Disisi lain media juga harus bisa melakukan peran yang sesuai dengan jalan etika dalam jurnalisme, diantaranya perlunya melalukan koreksi terhadap perannya. Mau atau tidak semua harus berjalan dan saling mengingatkan dalam tugas di dalam proses berdemokrasi. Diantaranya Negara dan pers harus sinergi, bukan kemudian dimaknai sangat dengan sarat “ Politis” ada main mata, sehingga media memilih bungkam bila sudah bertekuk lutut dengan cara sekongkol/ berselingkuh degan penguasa.

Begitu indahnya bila Negara yang mau menghargai peran dan fungsi masing-masing untuk memperkokohnya dengan tanpa ada pressure diranah tugas kelembagaan khususnya diranah publik. Disisi lain pilar demokrasi juga dijunjung tinggi sehingga dalam mengkritik dan mengevaluasi dapat berjalan lebih baik. Dalam etika jurnalistik perlu digaris bawahi, bahwa dalam menjalankan tugas dan tanggung jawabnya media massa wajib menjaga independensinya, bekerja profesional dalam mencari kebenaran atas berita-berita liputannya.

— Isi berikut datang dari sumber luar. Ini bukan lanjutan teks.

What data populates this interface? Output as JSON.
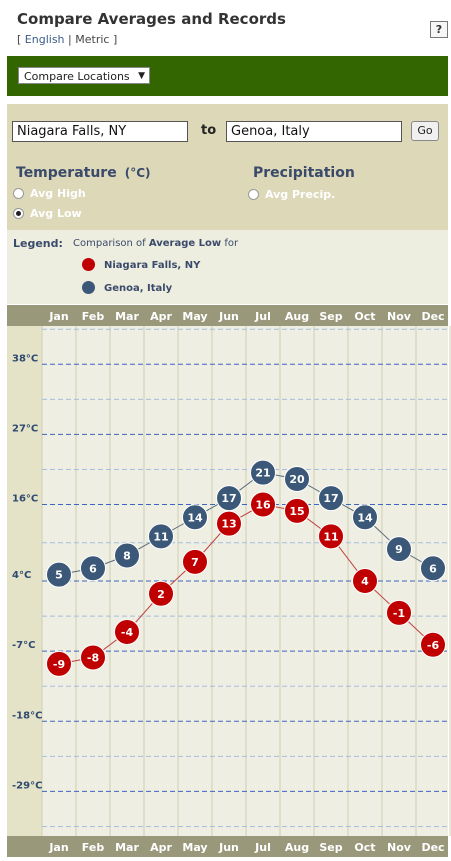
{
  "header": {
    "title": "Compare Averages and Records",
    "units_open": "[",
    "unit_english": "English",
    "unit_sep": "|",
    "unit_metric": "Metric",
    "units_close": "]",
    "help": "?"
  },
  "toolbar": {
    "compare_select": "Compare Locations"
  },
  "form": {
    "location1": "Niagara Falls, NY",
    "to_label": "to",
    "location2": "Genoa, Italy",
    "go_label": "Go"
  },
  "temperature": {
    "title": "Temperature",
    "unit": "(°C)",
    "options": [
      {
        "label": "Avg High",
        "selected": false
      },
      {
        "label": "Avg Low",
        "selected": true
      }
    ]
  },
  "precipitation": {
    "title": "Precipitation",
    "options": [
      {
        "label": "Avg Precip.",
        "selected": false
      }
    ]
  },
  "legend": {
    "title": "Legend:",
    "text_pre": "Comparison of ",
    "text_bold": "Average Low",
    "text_post": " for",
    "items": [
      {
        "name": "Niagara Falls, NY",
        "color": "#c00000"
      },
      {
        "name": "Genoa, Italy",
        "color": "#3c5878"
      }
    ]
  },
  "chart_data": {
    "type": "line",
    "categories": [
      "Jan",
      "Feb",
      "Mar",
      "Apr",
      "May",
      "Jun",
      "Jul",
      "Aug",
      "Sep",
      "Oct",
      "Nov",
      "Dec"
    ],
    "y_tick_labels": [
      "38°C",
      "27°C",
      "16°C",
      "4°C",
      "-7°C",
      "-18°C",
      "-29°C"
    ],
    "y_ticks": [
      38,
      27,
      16,
      4,
      -7,
      -18,
      -29
    ],
    "ylim": [
      -36,
      44
    ],
    "grid": true,
    "series": [
      {
        "name": "Niagara Falls, NY",
        "color": "#c00000",
        "values": [
          -9,
          -8,
          -4,
          2,
          7,
          13,
          16,
          15,
          11,
          4,
          -1,
          -6
        ]
      },
      {
        "name": "Genoa, Italy",
        "color": "#3c5878",
        "values": [
          5,
          6,
          8,
          11,
          14,
          17,
          21,
          20,
          17,
          14,
          9,
          6
        ]
      }
    ]
  }
}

Media massa yang baik terkadang perlu memperhatikan juga dampak suatu berita bagi masyarakat. Media wajib mempertahankan idealisme dan tanggung jawab berperang melawan kedzaliman dan kemungkaran. Pers sendiri mempunyai nilai dan etika yang sering disebut ’’bad news is good news’’ namun’’good news’’ juga punya nilai tinggi sehingga kedua-duanya layak diberitakan, sama-sama memiliki nilai berita. Pers dengan fungsi sosial kontrolnya wajib mengawasi eksekutif, legislatif, dan judikatif, sedangkan pers sendiri perlu dikontrol oleh masyarakat, termasuk lembaga media watch.

Salah atau tidak Dipo Alam mengkritik media massa cetak maupun elektronik, menjadi sebuah kesepahaman bersama, kalau sebagai pejabat publik dalam hal ini ia harus bisa hati-hati, karena bila ini terjadi bahkan proses sistemik dalam wujud pemasungan. Ini merupakanwujud baru model pembredelan ala orde baru. Sikap Dipo tersebut menunjukkan otoriter dan intervensi yang berakibat fatal bila berjalan dan berbahaya. Bisa merugikan semua pihak termasuk masyarakat seperti kita ini.

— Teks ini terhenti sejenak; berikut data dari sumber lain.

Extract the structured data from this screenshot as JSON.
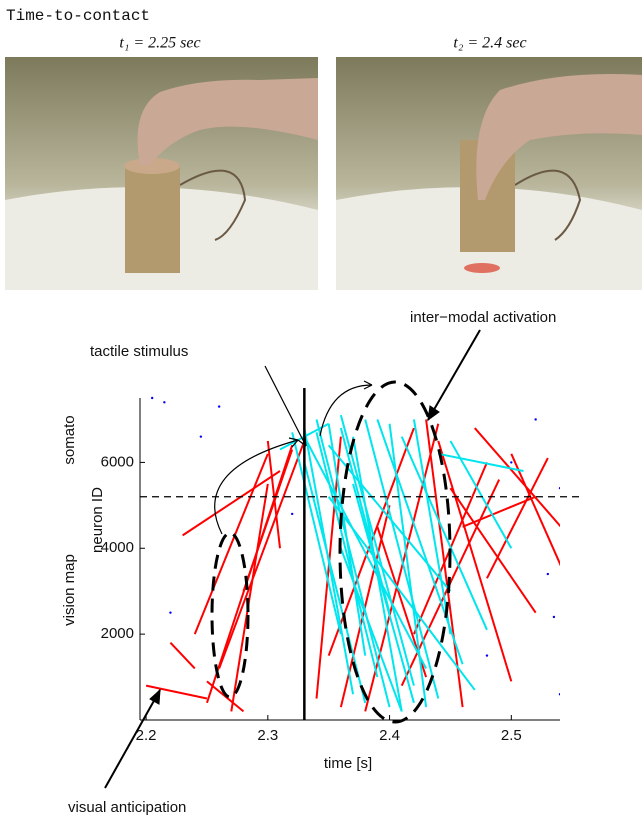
{
  "figure_title": "Time-to-contact",
  "photos": [
    {
      "caption": "t₁ = 2.25 sec"
    },
    {
      "caption": "t₂ = 2.4 sec"
    }
  ],
  "chart_data": {
    "type": "line",
    "xlabel": "time [s]",
    "ylabel": "neuron ID",
    "ylabel_regions": [
      "somato",
      "vision map"
    ],
    "annotations": [
      "tactile stimulus",
      "inter−modal activation",
      "visual anticipation"
    ],
    "xlim": [
      2.195,
      2.54
    ],
    "ylim": [
      0,
      7500
    ],
    "xticks": [
      2.2,
      2.3,
      2.4,
      2.5
    ],
    "yticks": [
      2000,
      4000,
      6000
    ],
    "vline": 2.33,
    "hline": 5200,
    "series": [
      {
        "type": "line",
        "color": "#ff0000",
        "x": [
          2.2,
          2.25,
          null,
          2.24,
          2.3,
          null,
          2.25,
          2.32,
          null,
          2.26,
          2.33,
          null,
          2.23,
          2.31,
          null,
          2.27,
          2.3,
          null,
          2.25,
          2.28,
          null,
          2.28,
          2.32,
          null,
          2.34,
          2.36,
          null,
          2.35,
          2.42,
          null,
          2.36,
          2.4,
          null,
          2.43,
          2.46,
          null,
          2.44,
          2.5,
          null,
          2.45,
          2.52,
          null,
          2.47,
          2.55,
          null,
          2.46,
          2.52,
          null,
          2.42,
          2.48,
          null,
          2.5,
          2.55,
          null,
          2.41,
          2.49,
          null,
          2.38,
          2.44,
          null,
          2.48,
          2.53,
          null,
          2.3,
          2.31,
          null,
          2.22,
          2.24,
          null,
          2.39,
          2.43
        ],
        "values": [
          800,
          500,
          null,
          2000,
          6200,
          null,
          400,
          6400,
          null,
          1200,
          6500,
          null,
          4300,
          5800,
          null,
          200,
          5500,
          null,
          900,
          200,
          null,
          3000,
          6300,
          null,
          500,
          6600,
          null,
          1500,
          6800,
          null,
          300,
          5000,
          null,
          7000,
          300,
          null,
          6500,
          900,
          null,
          5400,
          2500,
          null,
          6800,
          4200,
          null,
          4500,
          5200,
          null,
          2000,
          6000,
          null,
          6200,
          3000,
          null,
          800,
          5600,
          null,
          200,
          6900,
          null,
          3300,
          6100,
          null,
          6500,
          4000,
          null,
          1800,
          1200,
          null,
          4500,
          1000
        ]
      },
      {
        "type": "line",
        "color": "#00e5ee",
        "x": [
          2.33,
          2.37,
          null,
          2.34,
          2.4,
          null,
          2.35,
          2.38,
          null,
          2.36,
          2.42,
          null,
          2.37,
          2.41,
          null,
          2.33,
          2.43,
          null,
          2.32,
          2.36,
          null,
          2.38,
          2.44,
          null,
          2.35,
          2.45,
          null,
          2.34,
          2.39,
          null,
          2.36,
          2.4,
          null,
          2.4,
          2.43,
          null,
          2.39,
          2.46,
          null,
          2.31,
          2.35,
          null,
          2.35,
          2.47,
          null,
          2.41,
          2.48,
          null,
          2.44,
          2.51,
          null,
          2.37,
          2.42,
          null,
          2.33,
          2.38,
          null,
          2.42,
          2.45,
          null,
          2.45,
          2.5,
          null,
          2.36,
          2.41
        ],
        "values": [
          6800,
          600,
          null,
          7000,
          300,
          null,
          6900,
          1500,
          null,
          7100,
          800,
          null,
          6600,
          200,
          null,
          6600,
          1200,
          null,
          6700,
          2000,
          null,
          7000,
          500,
          null,
          6400,
          3000,
          null,
          6700,
          1000,
          null,
          6800,
          2500,
          null,
          6900,
          300,
          null,
          7000,
          1300,
          null,
          6300,
          6900,
          null,
          5200,
          700,
          null,
          6600,
          2100,
          null,
          6200,
          5800,
          null,
          5500,
          400,
          null,
          6000,
          400,
          null,
          7000,
          2000,
          null,
          6500,
          4000,
          null,
          4000,
          200
        ]
      },
      {
        "type": "scatter",
        "color": "#0000ff",
        "x": [
          2.215,
          2.22,
          2.245,
          2.26,
          2.54,
          2.53,
          2.54,
          2.52,
          2.535,
          2.32,
          2.5,
          2.48,
          2.205
        ],
        "values": [
          7400,
          2500,
          6600,
          7300,
          5400,
          3400,
          600,
          7000,
          2400,
          4800,
          6000,
          1500,
          7500
        ]
      }
    ]
  }
}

Tugas mulia dari menjunjung tinggi profesionalisme pers memiliki kewajiban mengawal jalannya pemerintahan dan pembangunan agar tidak terjadi berbagai penyimpangan-penyimpangan. Dengan fungsi sosial kontrolnya tersebut, pers punya kewajiban menampilkan berita-berita yang mengkritik pemerintah, tentunya kritik membangun.

Dari beberapa aspek tersebut Dipo Alam keterwakilannya, sebagai pejabat publik juga harus introspeksi tentang sikap yang cenderung asal saja dan ini menjadi bentuk intervensi yang otoriter. Bila tidak mau dikritik pers maka selayaknya pelaku kebijkan yang diamanahi tugas untuk menjalankan fungsi Negara harusnya berbenah dan jangan sampai bertindak salah. Kita sebagai manusia harusnya bisa mengerti yang bertindak sesuai dengan kapasitas dan tugasnya.

Masih banyak yang perlu disikapi selain hal-hal yang tidak subtansi, rakyat miskin yang terhampar dan masih hal lain serupa harusnya bisa diselesaikan. Bukan sebaliknya melakukan maneuver untuk mengamankan posisi yang harusnya bisa diminimalisir untuk menyegerakan tugas strategis social yang tertunda hingga saat ini, seperti slogan ini “rakyat butuh bukti bukan bualan janji-janji”. Kritik penting dan itulah tugas yang dilakukan sehingga kita harus jeli dalam menyikapi dengan melihat koridor dan aturan main untuk kebaikan semuanya.

*) Tulisan ini merupakan gagasan awal dan analisis hasil kunjungan dan dialog ke Metro TV, sebagai akbibat konflik yang terjadi dari sikap Dipo Alam yang mengintervensi Media dalam melakukan kritik terhadap pemerintah.